Hunter crossed his arms. “Dad! Snap out of it! You’re scaring Cassie.”
“It is the Darkness in him, child,” the Queen said. “It has poisoned his mind. He cannot see the truth of his eyes.”
“I wasn’t supposed to come back!” Stewart croaked, his head sagging to the floor, his heart wanting to burst at the expressions of everyone staring at him. So much pain and fear, and all because of him. Especially Liz. Liz should never have seen him thi
s way.
He struggled against his bonds. “Send me back.”
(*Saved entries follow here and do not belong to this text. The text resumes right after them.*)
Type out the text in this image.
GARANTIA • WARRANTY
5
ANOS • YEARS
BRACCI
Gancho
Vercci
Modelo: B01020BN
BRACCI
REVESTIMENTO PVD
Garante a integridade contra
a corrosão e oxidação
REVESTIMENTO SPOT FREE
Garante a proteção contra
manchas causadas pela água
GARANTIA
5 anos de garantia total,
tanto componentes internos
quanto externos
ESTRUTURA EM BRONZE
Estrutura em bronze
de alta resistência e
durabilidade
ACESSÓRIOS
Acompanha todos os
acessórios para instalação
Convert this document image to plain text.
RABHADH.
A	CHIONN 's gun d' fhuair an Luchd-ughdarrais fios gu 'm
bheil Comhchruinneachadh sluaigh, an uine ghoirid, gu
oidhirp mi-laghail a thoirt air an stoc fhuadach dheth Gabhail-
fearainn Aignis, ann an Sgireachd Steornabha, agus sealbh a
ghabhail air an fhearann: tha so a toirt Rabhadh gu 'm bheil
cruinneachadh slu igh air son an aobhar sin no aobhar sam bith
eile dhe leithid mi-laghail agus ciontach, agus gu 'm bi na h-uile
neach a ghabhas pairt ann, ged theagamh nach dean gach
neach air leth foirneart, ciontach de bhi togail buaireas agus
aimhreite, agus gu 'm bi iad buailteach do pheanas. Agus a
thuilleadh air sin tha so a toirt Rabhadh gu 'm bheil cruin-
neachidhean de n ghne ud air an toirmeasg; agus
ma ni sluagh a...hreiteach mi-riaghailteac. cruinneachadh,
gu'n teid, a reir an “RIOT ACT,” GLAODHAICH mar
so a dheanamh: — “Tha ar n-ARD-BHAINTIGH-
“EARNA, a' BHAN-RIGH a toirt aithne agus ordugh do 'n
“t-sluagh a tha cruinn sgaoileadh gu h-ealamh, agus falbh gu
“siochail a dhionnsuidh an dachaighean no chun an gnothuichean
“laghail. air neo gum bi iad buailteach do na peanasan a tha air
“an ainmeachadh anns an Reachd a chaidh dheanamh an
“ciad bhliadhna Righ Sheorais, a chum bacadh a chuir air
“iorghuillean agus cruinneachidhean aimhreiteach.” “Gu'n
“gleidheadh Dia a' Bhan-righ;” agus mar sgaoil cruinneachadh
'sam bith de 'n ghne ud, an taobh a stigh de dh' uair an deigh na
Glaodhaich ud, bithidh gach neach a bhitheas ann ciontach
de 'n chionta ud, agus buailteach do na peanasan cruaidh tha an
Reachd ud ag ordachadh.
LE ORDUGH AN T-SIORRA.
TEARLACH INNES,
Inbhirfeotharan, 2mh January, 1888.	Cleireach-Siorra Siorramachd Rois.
“Elizabeth, children,” the Queen said, “you must hold your father in the Light Realm. You must not let him frighten you. We can save him, but you must be strong. This is going to cause him a great deal of pain.”
“Can’t you put him to sleep?” Cassie said. “Like an operation?”
The Queen shook her head. “I am sorry, child, but no.”
Small hands grabbed his shins, holding on tight.
His great wings flapped once, slamming against the floor, then they were bound, too.
“We’re ready,” Hunter said to the Queen.
The Queen reached toward Stewart with an open hand, and then made a fist as if seizing a handful of something. Then she pulled.
His bonds held him to the floor as a thousand fishhooks ripped a scream out of him. She pulled, the smooth muscles of her over-sized arms flexing, straining as if in a tug-of-war. He screamed and screamed. Then she relented.
“His Darkness is strong,” she said, panting slightly. “It will not come willingly.”
“I can help, Mummy,” the Princess said.
The Queen gathered herself, then reached with both hands. The moment they made fists, Stewart gasped in pain. She pulled. Stewart screamed, tears streaming into his hair.
Hunter and Cassie were crying.
The Princess’s glittering fingers began to work across one of his arms, gently touching, squeezing, kneading, plucking, and wherever she touched him, an invisible barb came loose with a sudden, vicious pop, immediately soothed by the Princess’s gentle touch. One by one, they came loose, and each one left him gasping. She slowly, methodically moved her touch across his entire body while the Queen maintained the tension on her invisible ropes.
Eyes squeezed shut, he focused his attention on the touch of Liz’s hand, that gentle but unyielding grip, the warmth of it, the softness of it.
Then with a great wrench, like ripping off a body-sized bandage made of barbed wire, the Queen tore something out of him.
Something...alive?
Not living, not exactly, but aware, sentient, scheming.
His wings were gone.
They belonged to the thing hovering above him trapped in chains of starlight. A vaguely human-shaped shadow with broad, black vulture’s wings and a single eye that burned like lava. Its arms ended in hooks rather than hands. It struggled ferociously, its gaping black maw screaming its rage soundlessly.